Tanzkleider, bei dieser Art Kleid denken viele zuerst an den professionellen Tanzsport, an die traumhaften oft hautengen Kleider der Tänzerinnen bei den großen Tanzwettbewerben. Doch auch bei diesen gibt es je nach Stilrichtung des Tanzes, Latein oder Klassisch, sehr wohl Unterschiede in den Tanzkleidern. Ein Salsakleid sollte zum Beispiel Schrittfolgen und Hüftbewegungen betonen, am Oberkörper wird es daher hauteng sein, die Achseln werden frei bleiben, sowie wird es eine tief angesetzte Taille besitzen, die in einen glockigen, schwingenden Minirock übergeht, der falls gewünscht auch geschlitzt und/oder asymmetrisch geschnitten ist, zumeist ist es ein Bahnenrock. Diese Kleider werden oft als extrem Sexy bezeichnet. Sichtbare Achselhöhlen sind hingegen bei den Standardtänzen tabu, denn hier ist es wichtig den Eindruck von fließender Bewegung und Eleganz zu erwecken. Fast statisch bleibt hier die Hüfte, während der Fokus auf Beinen und Oberkörper liegt. Tanzkleider im Standardtanz sind daher immer mit Ärmel, wenigstens knielang sowie weit weniger sexy als lateinamerikanische Tanzkleider.

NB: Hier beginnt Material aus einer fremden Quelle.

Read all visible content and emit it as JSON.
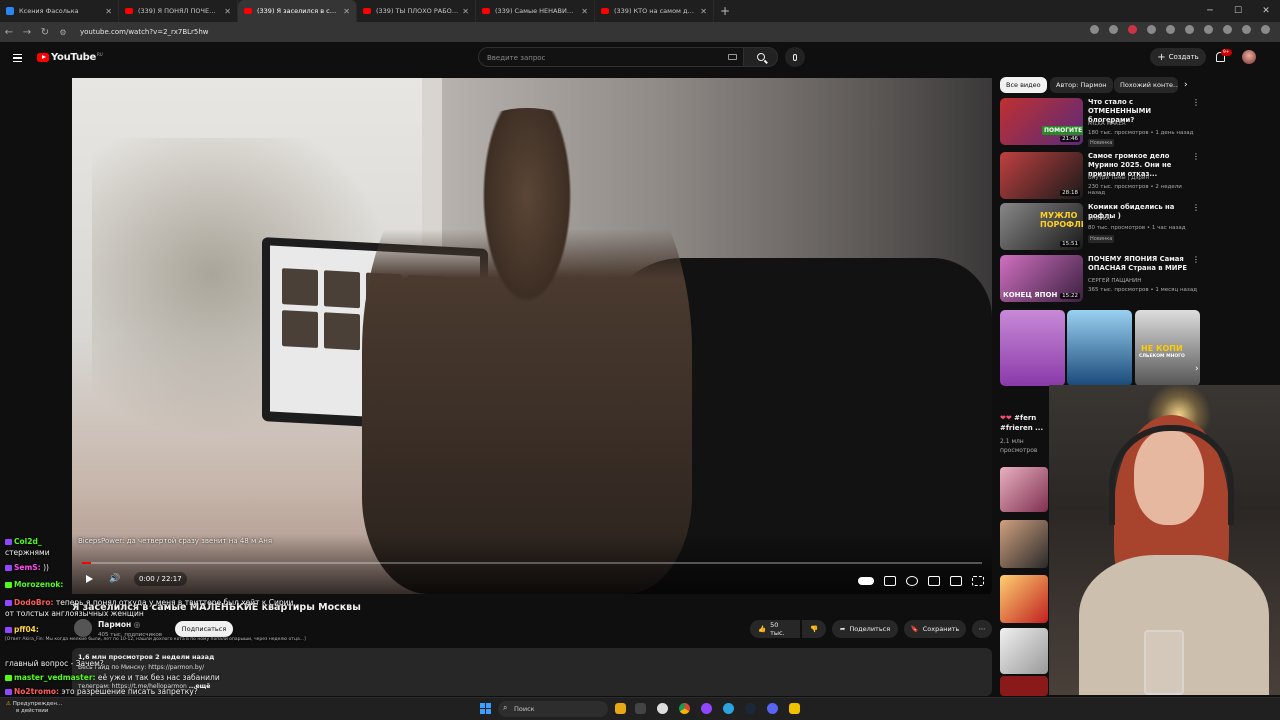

Klassische Tanzkleider mit oft meterlangen sowie weitschwingenden Bahnenröcken, tragen Flamenco- und Tangotänzerinnen. Diese schönen Tanzkleider bieten genügend Raum für die Schrittfolgen, denn diese sind zumeist sehr raumgreifend, wodurch die Röcke immer in Bewegung sind. Stilecht für Jive- und Rock´n´Roll-Tänzerinnen ist nicht nur das gepunktete kleine Halstuch sondern auch der mehrlagige Petticoat und dieses ist bei dieser Art zu Tanzen Pflicht. Ausnahmsweise darf es hier auch einmal ein zweiteiliges Tanzkleid sein. Ebenso besonders, wie der Bauchtanz ist das Bauchtanz-Kleid, welches aus einem bauchfreien Oberteil mit zumeist langen Ärmeln besteht, hinzu kommt ein tiefsitzender Rock aus Satin oder Chiffon, welcher mit diversen orientalischen Accessoires geschmückt wurde, wie Tücher, Glöckchen oder Troddeln.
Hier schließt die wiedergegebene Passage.